In row six, the “People” column, there is a view of the functioning system and its effect on people. The objective of a systems development effort is to ensure that that cell has people and systems that are compatible.
The conversion of data from legacy systems would be done in column one, row six, although the mapping of one to the other would be a function of row four.
The New Columns
The major contribution of the Framework is its explicit recognition that there is more at work here than functions and data. From the beginning, we should be recognizing the organizational issues; from the beginning, we should be dealing with multiple locations; from the beginning we should be explicitly concerned with timing—triggers, schedules, and so forth.
An interesting side effect of this is that now that object-oriented aficionados want to bring functions and data together, the matrix also shows us how to do that—simply merge columns one and two.

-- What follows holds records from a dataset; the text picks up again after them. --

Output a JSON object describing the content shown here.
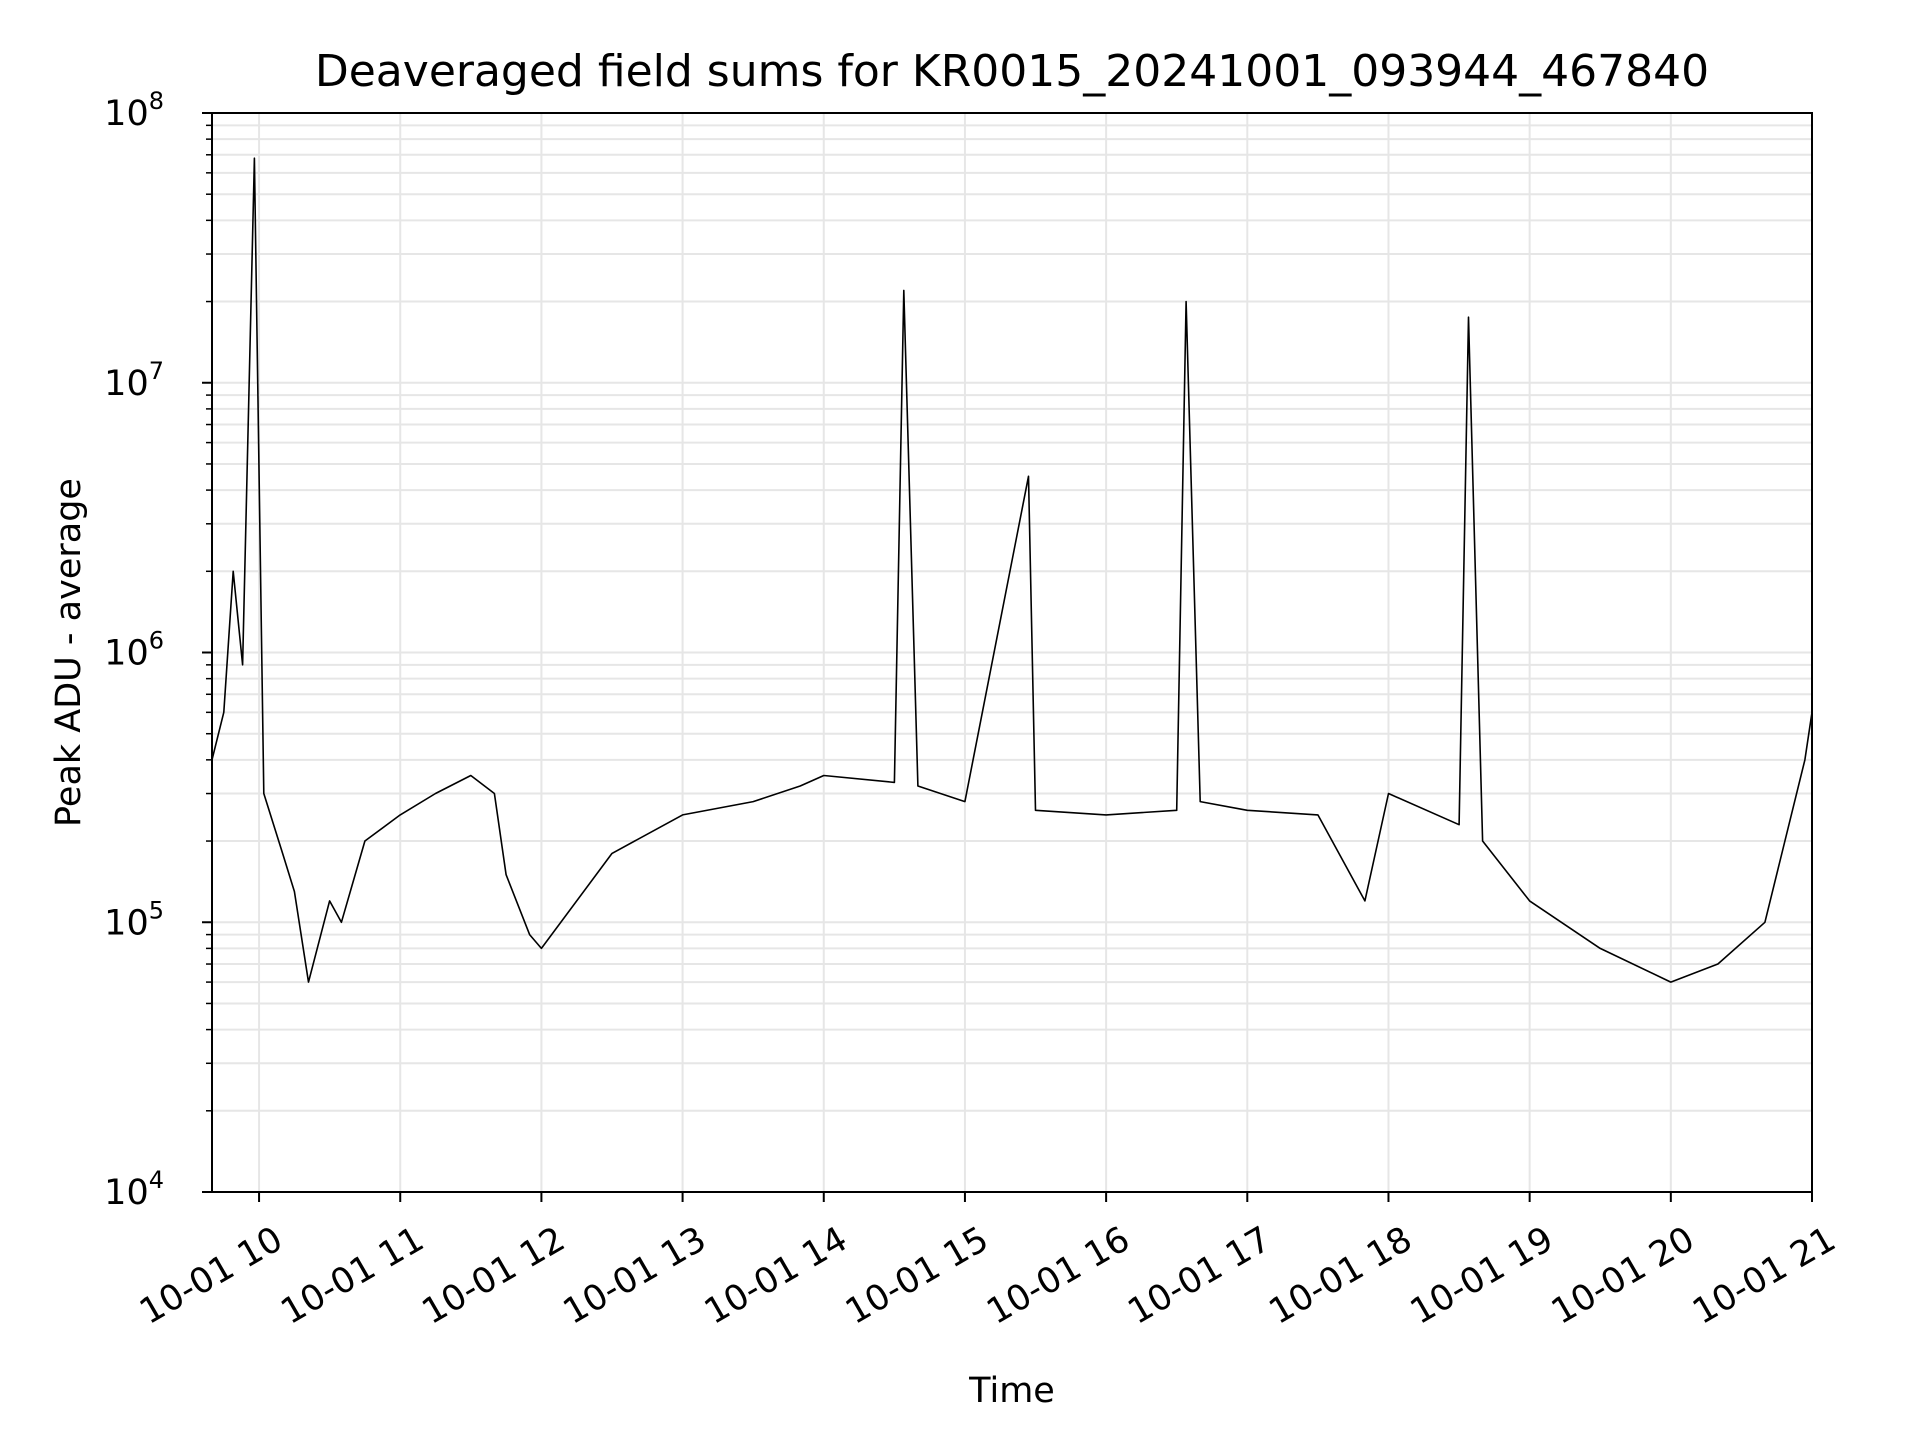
{
  "chart_data": {
    "type": "line",
    "title": "Deaveraged field sums for KR0015_20241001_093944_467840",
    "xlabel": "Time",
    "ylabel": "Peak ADU - average",
    "xscale": "time",
    "yscale": "log",
    "xlim": [
      "2024-10-01 09:40",
      "2024-10-01 21:00"
    ],
    "ylim": [
      10000,
      100000000
    ],
    "grid": true,
    "legend": "none",
    "x_ticks": [
      {
        "label": "10-01 10",
        "value": "2024-10-01 10:00"
      },
      {
        "label": "10-01 11",
        "value": "2024-10-01 11:00"
      },
      {
        "label": "10-01 12",
        "value": "2024-10-01 12:00"
      },
      {
        "label": "10-01 13",
        "value": "2024-10-01 13:00"
      },
      {
        "label": "10-01 14",
        "value": "2024-10-01 14:00"
      },
      {
        "label": "10-01 15",
        "value": "2024-10-01 15:00"
      },
      {
        "label": "10-01 16",
        "value": "2024-10-01 16:00"
      },
      {
        "label": "10-01 17",
        "value": "2024-10-01 17:00"
      },
      {
        "label": "10-01 18",
        "value": "2024-10-01 18:00"
      },
      {
        "label": "10-01 19",
        "value": "2024-10-01 19:00"
      },
      {
        "label": "10-01 20",
        "value": "2024-10-01 20:00"
      },
      {
        "label": "10-01 21",
        "value": "2024-10-01 21:00"
      }
    ],
    "y_ticks": [
      {
        "base": "10",
        "exp": "4",
        "value": 10000
      },
      {
        "base": "10",
        "exp": "5",
        "value": 100000
      },
      {
        "base": "10",
        "exp": "6",
        "value": 1000000
      },
      {
        "base": "10",
        "exp": "7",
        "value": 10000000
      },
      {
        "base": "10",
        "exp": "8",
        "value": 100000000
      }
    ],
    "series": [
      {
        "color": "#000000",
        "x": [
          "2024-10-01 09:40",
          "2024-10-01 09:45",
          "2024-10-01 09:49",
          "2024-10-01 09:53",
          "2024-10-01 09:58",
          "2024-10-01 10:02",
          "2024-10-01 10:10",
          "2024-10-01 10:15",
          "2024-10-01 10:21",
          "2024-10-01 10:30",
          "2024-10-01 10:35",
          "2024-10-01 10:45",
          "2024-10-01 11:00",
          "2024-10-01 11:15",
          "2024-10-01 11:30",
          "2024-10-01 11:40",
          "2024-10-01 11:45",
          "2024-10-01 11:55",
          "2024-10-01 12:00",
          "2024-10-01 12:30",
          "2024-10-01 13:00",
          "2024-10-01 13:30",
          "2024-10-01 13:50",
          "2024-10-01 14:00",
          "2024-10-01 14:30",
          "2024-10-01 14:34",
          "2024-10-01 14:40",
          "2024-10-01 15:00",
          "2024-10-01 15:27",
          "2024-10-01 15:30",
          "2024-10-01 16:00",
          "2024-10-01 16:30",
          "2024-10-01 16:34",
          "2024-10-01 16:40",
          "2024-10-01 17:00",
          "2024-10-01 17:30",
          "2024-10-01 17:50",
          "2024-10-01 18:00",
          "2024-10-01 18:30",
          "2024-10-01 18:34",
          "2024-10-01 18:40",
          "2024-10-01 19:00",
          "2024-10-01 19:30",
          "2024-10-01 20:00",
          "2024-10-01 20:20",
          "2024-10-01 20:40",
          "2024-10-01 20:57",
          "2024-10-01 21:00"
        ],
        "y": [
          400000,
          600000,
          2000000,
          900000,
          68000000,
          300000,
          180000,
          130000,
          60000,
          120000,
          100000,
          200000,
          250000,
          300000,
          350000,
          300000,
          150000,
          90000,
          80000,
          180000,
          250000,
          280000,
          320000,
          350000,
          330000,
          22000000,
          320000,
          280000,
          4500000,
          260000,
          250000,
          260000,
          20000000,
          280000,
          260000,
          250000,
          120000,
          300000,
          230000,
          17500000,
          200000,
          120000,
          80000,
          60000,
          70000,
          100000,
          400000,
          600000
        ]
      }
    ]
  }
}
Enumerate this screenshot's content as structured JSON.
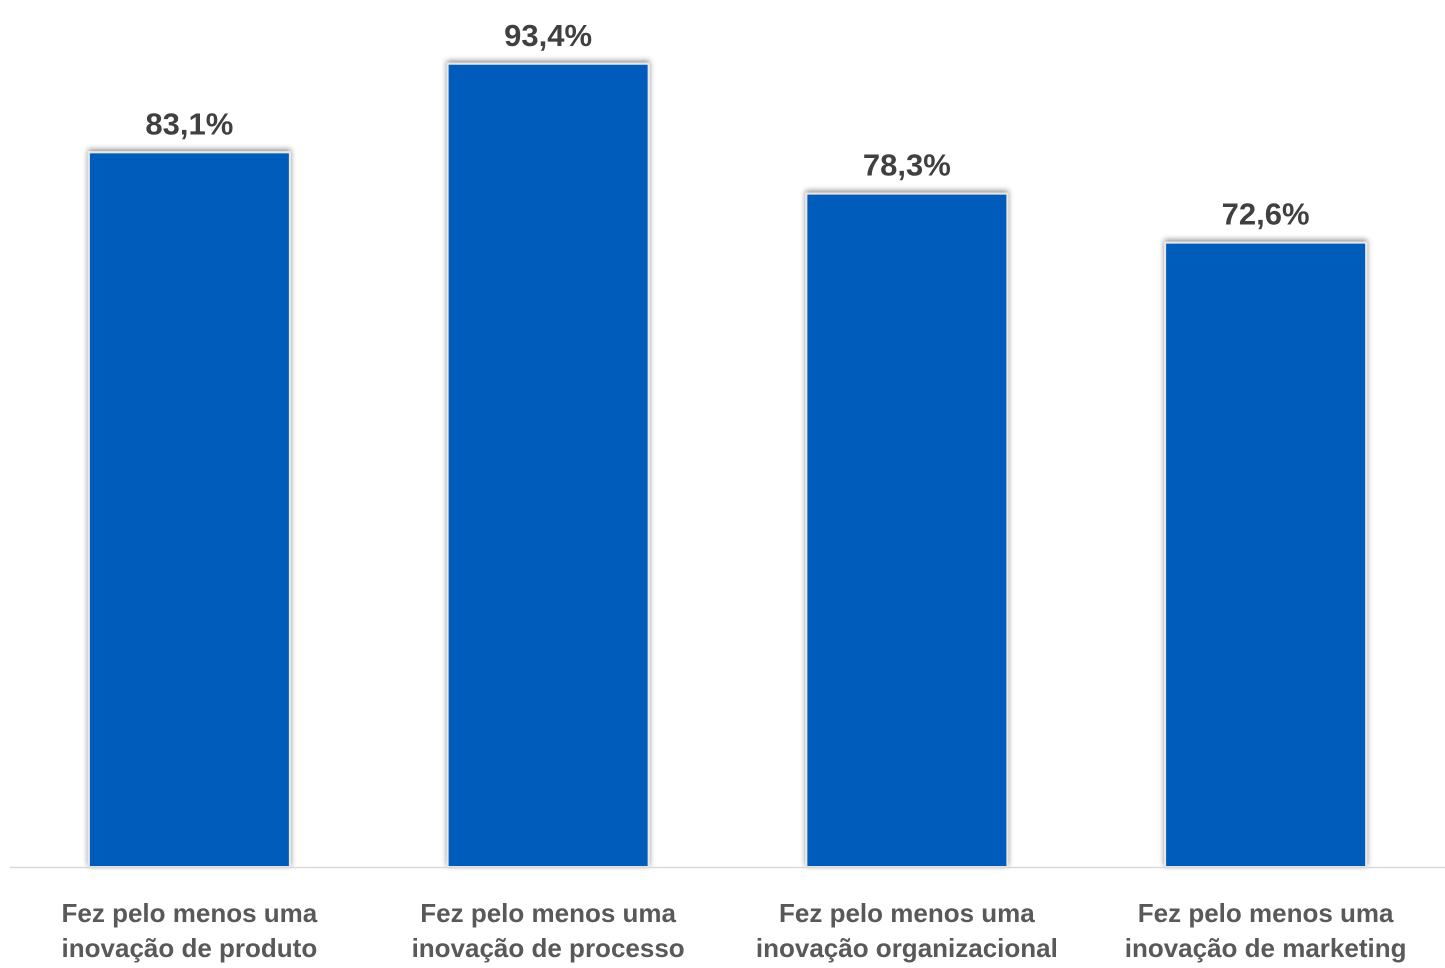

An interesting aspect of all this is that we do not have models, or even well-developed methods for dealing with many of the cells. John Zachman does not advocate the use of any particular modeling style for those cells where multiple techniques are available, and he is the first to recognize that in some cells no good techniques exist. It is difficult, for example, to model the logic (row three) of a distributed information network—at least in a way that links to our models for functions and data.
This represents an assignment for us all. He has pointed out things that we should be capturing and accounting for in our systems. It is for us to figure out how to do so.
- Zachman, John. 1987. “A framework for information systems architecture”, IBM Systems Journal, Vol. 26, No. 3. (IBM Publication G321-5298)
- Sowa, John. F., and John A. Zachman. 1992. “Extending and Formalizing the Framework for Information Systems Architecture”, IBM Systems Journal, Vol 31, No 3. IBM Publication G321-5488.
- David Hay. 2003. Requiremnts Analysis: From Business Views to Architecture. (Englewood Cliffs, New Jersey: Prentice Hall PTK).
- John Zachman and Stan Lock. The Zachman Framework™, http://zachmaninternational.com/index.php/home-article/13#maincol.
- Chris Gane, and Trish Sarson. 1979. Structured Systems Analysis: Tools and Techniques (Englewood Cliffs, NJ: Prentice Hall, Inc.).